I can never correctly remember when things are passed as references or copied as local variables inside functions.


Take these two, innocuously looking functions. Because both do the same thing (namely set the contents of a vector, P, to [1, 1]) I call them 1 and a, respectively, since one is not better than the other.


def implementation_1(P):

    P = [1, 1]


def implementation_a(P):

    P[0] = 1
    P[1] = 1



What you would expect is one of the following two options
  1. Both functions change P to [1, 1] (permanently).
  2. Both functions take a local copy of P and change it to [1, 1], and after the function returns, the local [1, 1] array is forgotten.

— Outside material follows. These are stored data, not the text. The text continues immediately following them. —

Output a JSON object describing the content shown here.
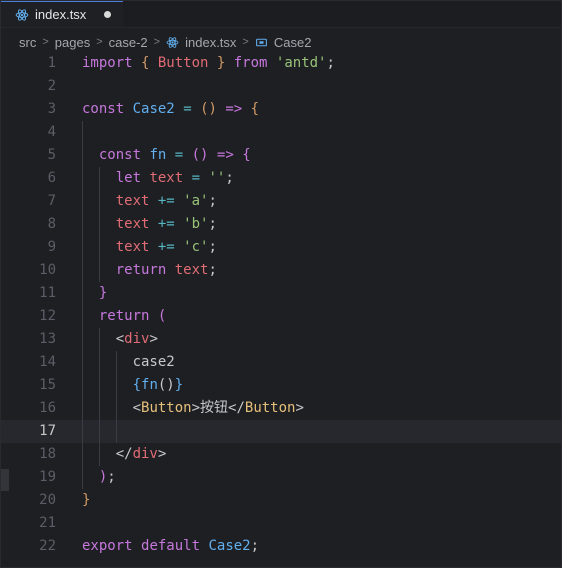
{
  "tab": {
    "filename": "index.tsx"
  },
  "breadcrumb": {
    "src": "src",
    "pages": "pages",
    "folder": "case-2",
    "file": "index.tsx",
    "symbol": "Case2"
  },
  "code_lines": [
    "1",
    "2",
    "3",
    "4",
    "5",
    "6",
    "7",
    "8",
    "9",
    "10",
    "11",
    "12",
    "13",
    "14",
    "15",
    "16",
    "17",
    "18",
    "19",
    "20",
    "21",
    "22"
  ],
  "code": {
    "l1": {
      "import": "import",
      "b1": "{ ",
      "name": "Button",
      "b2": " }",
      "from": "from",
      "str": "'antd'",
      "semi": ";"
    },
    "l3": {
      "const": "const",
      "name": "Case2",
      "eq": "=",
      "paren": "()",
      "arrow": "=>",
      "brace": "{"
    },
    "l5": {
      "const": "const",
      "name": "fn",
      "eq": "=",
      "paren": "()",
      "arrow": "=>",
      "brace": "{"
    },
    "l6": {
      "let": "let",
      "var": "text",
      "eq": "=",
      "str": "''",
      "semi": ";"
    },
    "l7": {
      "var": "text",
      "op": "+=",
      "str": "'a'",
      "semi": ";"
    },
    "l8": {
      "var": "text",
      "op": "+=",
      "str": "'b'",
      "semi": ";"
    },
    "l9": {
      "var": "text",
      "op": "+=",
      "str": "'c'",
      "semi": ";"
    },
    "l10": {
      "return": "return",
      "var": "text",
      "semi": ";"
    },
    "l11": {
      "brace": "}"
    },
    "l12": {
      "return": "return",
      "paren": "("
    },
    "l13": {
      "lt": "<",
      "tag": "div",
      "gt": ">"
    },
    "l14": {
      "text": "case2"
    },
    "l15": {
      "b1": "{",
      "fn": "fn",
      "paren": "()",
      "b2": "}"
    },
    "l16": {
      "lt": "<",
      "tag": "Button",
      "gt": ">",
      "text": "按钮",
      "lt2": "</",
      "tag2": "Button",
      "gt2": ">"
    },
    "l18": {
      "lt": "</",
      "tag": "div",
      "gt": ">"
    },
    "l19": {
      "paren": ")",
      "semi": ";"
    },
    "l20": {
      "brace": "}"
    },
    "l22": {
      "export": "export",
      "default": "default",
      "name": "Case2",
      "semi": ";"
    }
  }
}
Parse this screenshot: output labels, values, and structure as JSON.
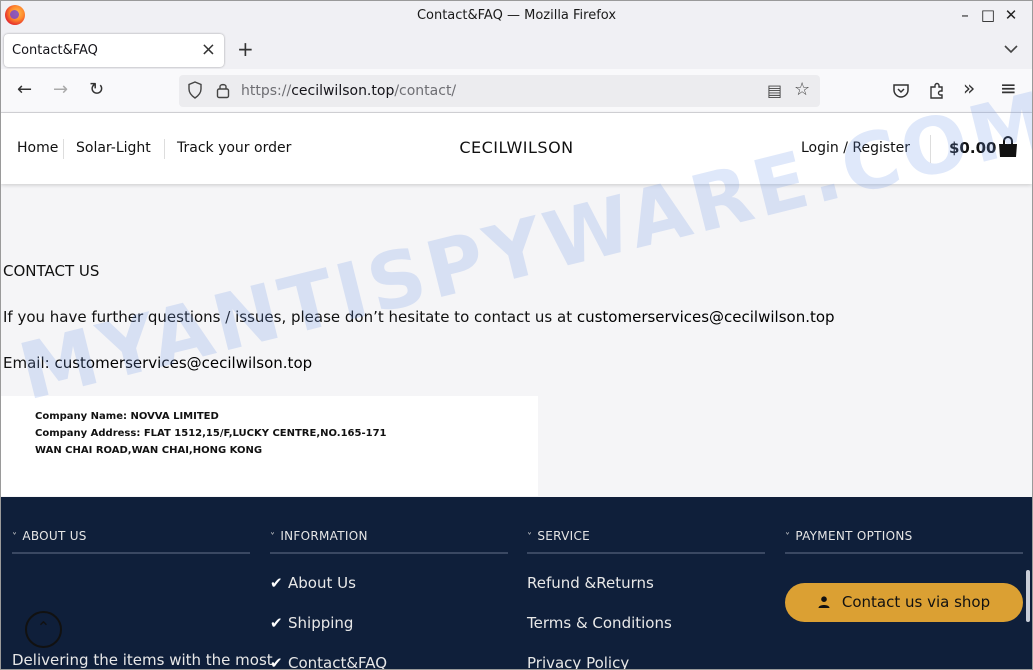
{
  "window": {
    "title": "Contact&FAQ — Mozilla Firefox",
    "controls": {
      "minimize": "–",
      "maximize": "□",
      "close": "✕"
    }
  },
  "tabs": [
    {
      "label": "Contact&FAQ",
      "active": true
    }
  ],
  "toolbar": {
    "new_tab": "+",
    "tab_list": "⌄",
    "back": "←",
    "forward": "→",
    "reload": "↻",
    "url_scheme": "https://",
    "url_host": "cecilwilson.top",
    "url_path": "/contact/",
    "reader_icon": "▤",
    "bookmark_icon": "☆",
    "more_tools": "»",
    "menu": "≡"
  },
  "site_header": {
    "menu": [
      "Home",
      "Solar-Light",
      "Track your order"
    ],
    "logo": "CECILWILSON",
    "login": "Login / Register",
    "cart_total": "$0.00"
  },
  "content": {
    "heading": "CONTACT US",
    "paragraph_prefix": "If you have further questions / issues, please don’t hesitate to contact us at ",
    "paragraph_email": "customerservices@cecilwilson.top",
    "email_label": "Email: ",
    "email_value": "customerservices@cecilwilson.top",
    "company_name_label": "Company Name: ",
    "company_name": "NOVVA LIMITED",
    "company_address_label": "Company Address: ",
    "company_address_line1": "FLAT 1512,15/F,LUCKY CENTRE,NO.165-171",
    "company_address_line2": "WAN CHAI ROAD,WAN CHAI,HONG KONG"
  },
  "footer": {
    "columns": [
      {
        "title": "ABOUT US"
      },
      {
        "title": "INFORMATION",
        "links": [
          "About Us",
          "Shipping",
          "Contact&FAQ"
        ]
      },
      {
        "title": "SERVICE",
        "links": [
          "Refund &Returns",
          "Terms & Conditions",
          "Privacy Policy"
        ]
      },
      {
        "title": "PAYMENT OPTIONS"
      }
    ],
    "about_text": "Delivering the items with the most",
    "contact_button": "Contact us via shop",
    "back_to_top": "⌃"
  },
  "watermark": "MYANTISPYWARE.COM",
  "colors": {
    "footer_bg": "#0f1f3a",
    "contact_button": "#dba033",
    "content_bg": "#f5f5f7"
  }
}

A simple test is to do this:


P = [0, 0]
print P

implementation_1(P)
print P

implementation_a(P)
print P


which prints:

[0, 0]
[0, 0]
[1, 1]


So clearly implementation_a() is different from implementation_1(), although they seemingly do the same.




6 comments:

  1. Another curiosity is this suggestion (By Jimmy Kromann):

    def implementation_I(P):

    P = P + list()

    P[0] = 1
    P[1] = 1


    which does the same thing as implementation_1().

    ReplyDelete
  2. while

    def implementation_alpha(P):

    P = P

    P[0] = 1
    P[1] = 1

    works like implementation_a()

    ReplyDelete
  3. It's something to do with Python using names, rather than pointers, and the semantics are different.

    In implementation 1, the name "P" is assigned to the original list [1, 1]. It is then assigned to a new local list [0, 0]. Assigning "P" to different things has no effect on the original list.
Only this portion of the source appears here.